= Suzanne Charlton =

British meteorologist

Suzanne L. Charlton (born 1962) is an English BBC weather forecaster and daughter of footballer Bobby Charlton. She joined the Met Office in 1985 as a computer programmer soon after graduating from the University of Reading. Charlton transferred to the London Weather Centre in 1987 and became part of the BBC Weather team in 1989, remaining on screen until the late 1990s.

==Early life==
Born in Urmston, Lancashire, Charlton attended Loreto Grammar School, a Roman Catholic girls' grammar school in Altrincham, with her sister Andrea.
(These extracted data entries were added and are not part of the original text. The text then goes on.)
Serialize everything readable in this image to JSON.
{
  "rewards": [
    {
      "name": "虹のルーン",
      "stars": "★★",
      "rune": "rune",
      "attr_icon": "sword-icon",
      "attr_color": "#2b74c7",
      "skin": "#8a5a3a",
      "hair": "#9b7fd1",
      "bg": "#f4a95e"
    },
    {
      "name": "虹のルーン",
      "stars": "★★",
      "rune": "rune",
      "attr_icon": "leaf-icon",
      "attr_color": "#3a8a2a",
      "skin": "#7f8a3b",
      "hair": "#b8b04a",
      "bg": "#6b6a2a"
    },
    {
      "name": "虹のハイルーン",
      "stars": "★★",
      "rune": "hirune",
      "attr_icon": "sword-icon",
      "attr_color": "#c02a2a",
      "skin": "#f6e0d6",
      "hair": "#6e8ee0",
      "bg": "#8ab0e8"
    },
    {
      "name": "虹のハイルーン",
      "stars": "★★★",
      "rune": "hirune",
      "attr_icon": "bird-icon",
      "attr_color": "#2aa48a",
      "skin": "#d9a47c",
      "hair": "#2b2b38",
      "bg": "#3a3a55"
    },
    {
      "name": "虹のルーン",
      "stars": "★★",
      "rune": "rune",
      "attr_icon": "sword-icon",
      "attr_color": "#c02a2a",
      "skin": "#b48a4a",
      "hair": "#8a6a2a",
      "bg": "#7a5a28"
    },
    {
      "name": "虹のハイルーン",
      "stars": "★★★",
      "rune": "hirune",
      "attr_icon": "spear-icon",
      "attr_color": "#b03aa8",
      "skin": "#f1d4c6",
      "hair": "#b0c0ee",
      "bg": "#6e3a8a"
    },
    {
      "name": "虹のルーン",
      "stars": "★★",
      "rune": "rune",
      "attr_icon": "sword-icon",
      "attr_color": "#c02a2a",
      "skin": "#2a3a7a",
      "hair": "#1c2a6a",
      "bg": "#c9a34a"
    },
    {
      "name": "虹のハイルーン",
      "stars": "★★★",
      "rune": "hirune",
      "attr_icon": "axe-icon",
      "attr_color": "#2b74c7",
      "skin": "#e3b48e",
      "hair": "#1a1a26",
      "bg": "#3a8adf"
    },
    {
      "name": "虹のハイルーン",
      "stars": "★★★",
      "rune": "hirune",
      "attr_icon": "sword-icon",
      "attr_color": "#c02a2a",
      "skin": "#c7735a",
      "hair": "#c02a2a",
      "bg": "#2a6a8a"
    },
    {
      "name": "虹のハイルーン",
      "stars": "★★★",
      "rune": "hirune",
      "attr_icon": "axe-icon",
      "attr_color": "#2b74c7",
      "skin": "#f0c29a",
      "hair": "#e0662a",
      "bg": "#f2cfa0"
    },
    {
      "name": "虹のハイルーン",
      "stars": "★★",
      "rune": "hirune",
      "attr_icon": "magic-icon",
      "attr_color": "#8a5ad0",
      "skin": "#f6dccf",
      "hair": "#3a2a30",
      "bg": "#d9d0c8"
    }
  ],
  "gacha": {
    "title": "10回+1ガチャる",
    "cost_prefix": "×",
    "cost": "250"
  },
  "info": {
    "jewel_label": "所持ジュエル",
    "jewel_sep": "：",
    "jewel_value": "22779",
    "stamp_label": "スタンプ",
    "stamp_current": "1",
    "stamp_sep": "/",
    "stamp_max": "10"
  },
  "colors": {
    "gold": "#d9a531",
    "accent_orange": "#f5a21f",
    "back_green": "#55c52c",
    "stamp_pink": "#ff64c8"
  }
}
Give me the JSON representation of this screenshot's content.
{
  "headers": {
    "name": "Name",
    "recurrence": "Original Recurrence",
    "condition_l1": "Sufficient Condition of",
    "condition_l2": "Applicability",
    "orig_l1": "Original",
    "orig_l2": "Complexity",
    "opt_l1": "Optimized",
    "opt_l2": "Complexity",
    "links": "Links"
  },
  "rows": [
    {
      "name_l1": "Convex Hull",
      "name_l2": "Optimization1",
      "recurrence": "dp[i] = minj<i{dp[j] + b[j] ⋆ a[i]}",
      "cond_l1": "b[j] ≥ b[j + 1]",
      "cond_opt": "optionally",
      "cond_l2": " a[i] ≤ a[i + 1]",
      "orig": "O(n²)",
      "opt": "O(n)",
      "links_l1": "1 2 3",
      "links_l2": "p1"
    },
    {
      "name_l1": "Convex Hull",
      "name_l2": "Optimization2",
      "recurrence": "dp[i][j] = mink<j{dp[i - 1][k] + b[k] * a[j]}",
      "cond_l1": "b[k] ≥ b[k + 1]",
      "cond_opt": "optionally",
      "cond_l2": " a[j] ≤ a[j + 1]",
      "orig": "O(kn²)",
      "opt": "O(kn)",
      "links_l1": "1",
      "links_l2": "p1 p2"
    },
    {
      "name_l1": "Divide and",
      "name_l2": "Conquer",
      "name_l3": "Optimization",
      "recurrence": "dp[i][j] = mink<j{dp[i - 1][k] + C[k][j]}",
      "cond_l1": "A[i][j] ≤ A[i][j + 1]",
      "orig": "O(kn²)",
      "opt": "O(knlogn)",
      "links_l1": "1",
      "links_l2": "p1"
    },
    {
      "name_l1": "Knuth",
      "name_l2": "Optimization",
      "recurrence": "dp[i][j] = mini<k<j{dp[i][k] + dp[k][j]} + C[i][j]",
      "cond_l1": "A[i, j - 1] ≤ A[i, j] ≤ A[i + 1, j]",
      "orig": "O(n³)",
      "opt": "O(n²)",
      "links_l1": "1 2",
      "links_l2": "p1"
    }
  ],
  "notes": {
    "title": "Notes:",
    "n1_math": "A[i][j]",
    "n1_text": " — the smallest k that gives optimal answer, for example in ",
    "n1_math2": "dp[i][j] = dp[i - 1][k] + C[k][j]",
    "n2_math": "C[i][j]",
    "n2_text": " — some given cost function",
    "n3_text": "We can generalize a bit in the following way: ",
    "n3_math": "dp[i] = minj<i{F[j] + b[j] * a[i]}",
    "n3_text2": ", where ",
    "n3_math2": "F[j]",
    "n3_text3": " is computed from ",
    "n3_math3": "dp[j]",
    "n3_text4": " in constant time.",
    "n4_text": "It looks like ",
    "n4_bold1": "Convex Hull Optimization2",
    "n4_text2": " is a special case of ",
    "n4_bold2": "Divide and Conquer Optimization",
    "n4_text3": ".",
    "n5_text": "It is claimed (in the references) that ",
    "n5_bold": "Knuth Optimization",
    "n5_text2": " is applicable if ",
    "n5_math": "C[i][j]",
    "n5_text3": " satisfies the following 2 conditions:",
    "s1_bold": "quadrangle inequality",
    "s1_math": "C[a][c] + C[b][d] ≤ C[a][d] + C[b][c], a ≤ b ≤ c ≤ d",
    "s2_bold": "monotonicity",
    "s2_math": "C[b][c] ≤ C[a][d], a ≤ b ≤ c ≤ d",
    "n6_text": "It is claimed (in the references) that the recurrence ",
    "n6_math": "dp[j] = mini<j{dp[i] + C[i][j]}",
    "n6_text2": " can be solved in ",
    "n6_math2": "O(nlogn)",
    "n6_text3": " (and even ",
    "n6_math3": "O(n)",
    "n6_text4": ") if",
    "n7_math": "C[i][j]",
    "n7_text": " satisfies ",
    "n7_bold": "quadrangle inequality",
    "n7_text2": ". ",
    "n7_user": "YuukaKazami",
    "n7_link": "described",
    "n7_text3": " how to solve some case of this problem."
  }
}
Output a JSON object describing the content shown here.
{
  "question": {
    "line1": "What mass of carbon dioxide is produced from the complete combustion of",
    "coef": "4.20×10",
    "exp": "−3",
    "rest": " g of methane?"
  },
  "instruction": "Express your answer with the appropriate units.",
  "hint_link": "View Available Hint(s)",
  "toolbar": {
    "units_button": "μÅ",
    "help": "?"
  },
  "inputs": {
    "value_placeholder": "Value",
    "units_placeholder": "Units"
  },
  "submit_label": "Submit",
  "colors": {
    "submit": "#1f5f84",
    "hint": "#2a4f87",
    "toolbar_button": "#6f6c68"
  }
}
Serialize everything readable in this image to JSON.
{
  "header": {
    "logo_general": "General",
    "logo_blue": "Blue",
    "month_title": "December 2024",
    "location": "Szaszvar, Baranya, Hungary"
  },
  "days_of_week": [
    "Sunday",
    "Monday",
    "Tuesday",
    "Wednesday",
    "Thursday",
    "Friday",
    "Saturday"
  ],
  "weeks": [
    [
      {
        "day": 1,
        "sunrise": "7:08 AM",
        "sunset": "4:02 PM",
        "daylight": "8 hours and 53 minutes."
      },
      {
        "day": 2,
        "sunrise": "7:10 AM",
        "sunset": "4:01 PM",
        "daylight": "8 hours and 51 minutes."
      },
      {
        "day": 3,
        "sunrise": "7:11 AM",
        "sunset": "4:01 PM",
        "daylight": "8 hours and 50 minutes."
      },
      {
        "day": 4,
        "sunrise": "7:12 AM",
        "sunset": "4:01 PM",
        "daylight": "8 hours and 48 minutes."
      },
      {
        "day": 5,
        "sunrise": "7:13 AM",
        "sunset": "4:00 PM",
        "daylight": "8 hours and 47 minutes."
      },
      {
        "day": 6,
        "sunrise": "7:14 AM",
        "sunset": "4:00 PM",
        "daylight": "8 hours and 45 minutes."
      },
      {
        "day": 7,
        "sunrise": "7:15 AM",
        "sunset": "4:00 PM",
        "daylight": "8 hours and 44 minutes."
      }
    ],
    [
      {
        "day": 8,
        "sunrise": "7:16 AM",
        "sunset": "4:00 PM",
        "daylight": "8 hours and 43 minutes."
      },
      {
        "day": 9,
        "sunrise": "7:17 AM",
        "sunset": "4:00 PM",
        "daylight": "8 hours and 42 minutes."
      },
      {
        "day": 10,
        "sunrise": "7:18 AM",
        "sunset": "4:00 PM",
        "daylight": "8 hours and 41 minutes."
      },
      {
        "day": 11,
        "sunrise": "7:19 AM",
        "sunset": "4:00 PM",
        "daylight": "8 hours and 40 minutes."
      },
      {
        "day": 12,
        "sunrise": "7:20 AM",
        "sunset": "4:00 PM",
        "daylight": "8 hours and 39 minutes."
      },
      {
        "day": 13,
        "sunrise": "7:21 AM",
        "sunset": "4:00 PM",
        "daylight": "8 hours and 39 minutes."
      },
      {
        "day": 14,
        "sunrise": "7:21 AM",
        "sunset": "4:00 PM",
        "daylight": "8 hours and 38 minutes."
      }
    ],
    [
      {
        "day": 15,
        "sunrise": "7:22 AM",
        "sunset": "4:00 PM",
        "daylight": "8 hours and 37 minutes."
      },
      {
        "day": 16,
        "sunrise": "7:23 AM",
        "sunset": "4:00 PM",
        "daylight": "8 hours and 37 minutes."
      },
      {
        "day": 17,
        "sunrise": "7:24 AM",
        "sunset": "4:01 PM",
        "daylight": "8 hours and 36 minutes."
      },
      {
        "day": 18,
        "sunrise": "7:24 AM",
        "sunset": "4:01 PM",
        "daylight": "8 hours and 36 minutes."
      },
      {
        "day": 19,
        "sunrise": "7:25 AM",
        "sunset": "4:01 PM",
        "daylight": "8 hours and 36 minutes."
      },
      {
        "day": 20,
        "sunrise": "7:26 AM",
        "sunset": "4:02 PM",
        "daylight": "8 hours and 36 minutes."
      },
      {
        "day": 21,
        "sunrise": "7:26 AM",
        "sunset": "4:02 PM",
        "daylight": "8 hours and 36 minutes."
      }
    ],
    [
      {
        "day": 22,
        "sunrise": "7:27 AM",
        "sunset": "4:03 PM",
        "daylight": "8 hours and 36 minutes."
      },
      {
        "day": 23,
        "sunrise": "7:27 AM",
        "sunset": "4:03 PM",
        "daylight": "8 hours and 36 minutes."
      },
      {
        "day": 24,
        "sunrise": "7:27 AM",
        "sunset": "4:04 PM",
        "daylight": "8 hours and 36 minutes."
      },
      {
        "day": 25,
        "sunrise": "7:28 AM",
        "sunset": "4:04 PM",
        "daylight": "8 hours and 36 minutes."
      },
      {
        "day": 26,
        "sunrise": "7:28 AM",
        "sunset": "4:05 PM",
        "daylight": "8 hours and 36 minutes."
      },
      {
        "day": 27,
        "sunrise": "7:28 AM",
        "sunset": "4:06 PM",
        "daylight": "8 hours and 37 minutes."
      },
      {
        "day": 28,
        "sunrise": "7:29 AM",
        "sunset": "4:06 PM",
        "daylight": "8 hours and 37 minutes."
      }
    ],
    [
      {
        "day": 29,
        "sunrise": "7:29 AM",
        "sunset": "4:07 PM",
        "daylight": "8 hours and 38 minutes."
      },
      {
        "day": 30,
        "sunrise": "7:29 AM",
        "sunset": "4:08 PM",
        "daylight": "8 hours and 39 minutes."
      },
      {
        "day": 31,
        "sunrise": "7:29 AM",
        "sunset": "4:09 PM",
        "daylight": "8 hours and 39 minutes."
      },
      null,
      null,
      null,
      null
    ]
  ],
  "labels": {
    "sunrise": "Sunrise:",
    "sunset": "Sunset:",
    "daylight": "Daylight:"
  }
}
Charlton graduated from the University of Reading in 1985 with a degree in physics and meteorology that she was reading.

==Career==
In September 1985, having been interested in the weather since her time at school from the age of 14, Charlton joined the Met Office at its headquarters in Bracknell, where she worked as a computer programmer plotting weather charts.

In 1987, she transferred to the London Weather Centre as a forecaster, joining the BBC weather team in late March 1989 following a week-long stint on the south-east opt-out slot on BBC Television. Charlton was the third woman to present the weather forecasts on BBC Television. For four months in 1990, she spent four months enrolled on a senior weather forecasters course at the Met Office, firstly at college before she was seconded to an RAF base in West Germany. Charlton appeared on an episode of the television programme Jim'll Fix It in May 1993. She took maternity leave from 1999, which she took for five years.

Charlton returned to BBC Weather bulletins on a part-time basis in March 2006 and left the BBC Weather Centre in March 2007. She is a fellow of the Royal Meteorological Society.

==Personal life==
Charlton is the elder daughter of former Manchester United and England footballer, Bobby Charlton (1937–2023) and his wife Norma Ball, and the niece of the late Leeds United and England footballer Jack Charlton. She married the tennis coach and former player Nick Brown at Dean Row Unitarian Church close to Wilmslow, Cheshire on 11 August 1994. She has one son (born in October 1998) and lives in Hitchin, Hertfordshire.

Charlton is a keen sports fan, with her special interests being football, tennis, and skiing. She also played hockey for her university. Charlton competed in national horse-riding events, and is a group instructor with the Riding for the Disabled Association.